The three mummies in this article attest not only to the permanence of Egyptian burial practices but also to the importance of religion held in the daily lives of the Egyptians. While some people view mummies as curiosities, they are truly human remains that should be treated with dignity and respect.

The process of preparing the mummy, aka mummification, took centuries to develop. No Egyptian texts describing the details of mummification survived, but descriptions by Greek and Roman authors, along with modern examinations, give us a fairly clear account of the process.

Common materials were used to make a mummy. Myrrh and various resins were used to preserve the flesh. Beeswax was applied to seal incisions. Cinnamon, honey, juniper berries, and onions were used to purify the body. Internal organs that would putrefy were removed through an incision on the left side of the chest and treated separately. The brain was extracted through the nose by means of a bronze instrument. Since the heart was thought to be the seat of intelligence, it was left in the body. The body itself was packed in natron, a natural salt, allowed to dry for about forty days, and then cleaned.

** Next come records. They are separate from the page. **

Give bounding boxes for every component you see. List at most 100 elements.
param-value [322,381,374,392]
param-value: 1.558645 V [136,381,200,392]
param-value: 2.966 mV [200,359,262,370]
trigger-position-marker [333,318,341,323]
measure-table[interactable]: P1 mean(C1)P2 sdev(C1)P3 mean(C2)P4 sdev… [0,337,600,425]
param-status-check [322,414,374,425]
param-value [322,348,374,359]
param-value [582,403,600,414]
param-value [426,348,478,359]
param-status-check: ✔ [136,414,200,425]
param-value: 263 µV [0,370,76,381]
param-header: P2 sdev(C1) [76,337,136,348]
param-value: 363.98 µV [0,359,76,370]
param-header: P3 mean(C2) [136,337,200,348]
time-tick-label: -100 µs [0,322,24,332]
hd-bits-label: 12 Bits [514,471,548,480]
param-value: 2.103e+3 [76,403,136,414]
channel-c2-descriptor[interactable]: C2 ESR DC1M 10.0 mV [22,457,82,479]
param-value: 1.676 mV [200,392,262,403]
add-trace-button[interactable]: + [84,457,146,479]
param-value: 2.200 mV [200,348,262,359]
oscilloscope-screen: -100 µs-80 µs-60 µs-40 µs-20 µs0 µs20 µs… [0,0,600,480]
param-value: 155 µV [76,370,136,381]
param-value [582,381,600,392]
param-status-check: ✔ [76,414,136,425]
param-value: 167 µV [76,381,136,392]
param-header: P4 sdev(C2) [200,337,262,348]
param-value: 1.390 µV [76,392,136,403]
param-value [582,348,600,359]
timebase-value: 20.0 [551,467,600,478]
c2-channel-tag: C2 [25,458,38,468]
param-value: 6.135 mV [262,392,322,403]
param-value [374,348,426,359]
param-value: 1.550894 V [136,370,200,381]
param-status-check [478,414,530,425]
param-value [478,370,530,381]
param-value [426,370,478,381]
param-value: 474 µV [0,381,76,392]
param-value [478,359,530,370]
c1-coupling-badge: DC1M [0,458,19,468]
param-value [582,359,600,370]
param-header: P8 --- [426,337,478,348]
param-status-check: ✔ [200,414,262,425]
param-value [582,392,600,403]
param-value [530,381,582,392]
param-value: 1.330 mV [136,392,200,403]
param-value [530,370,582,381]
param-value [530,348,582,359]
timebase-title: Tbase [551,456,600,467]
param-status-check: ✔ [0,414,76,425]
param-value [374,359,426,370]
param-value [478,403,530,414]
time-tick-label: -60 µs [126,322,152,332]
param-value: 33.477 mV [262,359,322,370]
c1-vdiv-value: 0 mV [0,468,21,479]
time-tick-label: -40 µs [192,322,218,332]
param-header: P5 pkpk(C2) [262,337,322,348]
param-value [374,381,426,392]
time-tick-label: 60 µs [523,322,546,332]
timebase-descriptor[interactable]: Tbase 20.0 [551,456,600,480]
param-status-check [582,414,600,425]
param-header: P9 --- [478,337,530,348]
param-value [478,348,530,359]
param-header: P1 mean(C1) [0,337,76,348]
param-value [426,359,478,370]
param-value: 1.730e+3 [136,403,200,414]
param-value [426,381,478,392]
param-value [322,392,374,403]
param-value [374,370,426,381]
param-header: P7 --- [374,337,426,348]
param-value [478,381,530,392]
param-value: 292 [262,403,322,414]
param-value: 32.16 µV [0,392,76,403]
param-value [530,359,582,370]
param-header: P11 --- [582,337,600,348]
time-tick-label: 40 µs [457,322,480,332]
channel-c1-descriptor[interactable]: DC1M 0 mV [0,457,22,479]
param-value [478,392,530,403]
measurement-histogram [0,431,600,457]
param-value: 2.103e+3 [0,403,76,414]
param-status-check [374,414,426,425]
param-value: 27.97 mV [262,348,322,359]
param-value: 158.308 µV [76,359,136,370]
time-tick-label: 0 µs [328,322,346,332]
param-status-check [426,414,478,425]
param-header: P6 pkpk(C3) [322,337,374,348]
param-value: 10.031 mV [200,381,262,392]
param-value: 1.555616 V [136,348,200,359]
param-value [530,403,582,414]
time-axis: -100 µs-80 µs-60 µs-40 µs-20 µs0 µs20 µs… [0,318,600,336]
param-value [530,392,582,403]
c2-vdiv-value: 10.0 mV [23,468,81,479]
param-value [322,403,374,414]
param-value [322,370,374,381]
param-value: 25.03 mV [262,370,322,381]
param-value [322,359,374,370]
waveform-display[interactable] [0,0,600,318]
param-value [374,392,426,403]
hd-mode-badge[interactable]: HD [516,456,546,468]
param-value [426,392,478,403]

In an effort to restore natural proportions, the body was filled with linen packing, papyrus, sawdust, mud, or sand. After the incisions were sewn up, the embalmed corpse was treated with a molten resin, which caused a blackened appearance, and then it was wrapped in linen bandages. Finally, protective amulets and jewelry were inserted into the wrappings. The Arabic word for bitumen, a kind of resin, is “mummiya,” which gives us the modern name for the preserved dead of ancient Egypt.

Below are photos of three of the popular Egyptian mummies.

Coffin of Pet-Menekh
Ptolemaic period, 4th-3rd B.C.

Pet-Menekh is identified as the priest of the god Chem or Min.

Coffin of the Singer of Amun, Henut-Wedjebu
Dynasty 18, Amenophis III (1390-1353 B.C.)

Henut-Wedjebu was “Mistress of the House and Songstress of Amun” in the temple of Amun in Karnak.

Mummy Case of Amen-Nestawy-Nakht
Dynasty 22 (945-712 B.C.)

Amen-Nestawy-Nakht was a priest of Amun in the city of Thebes.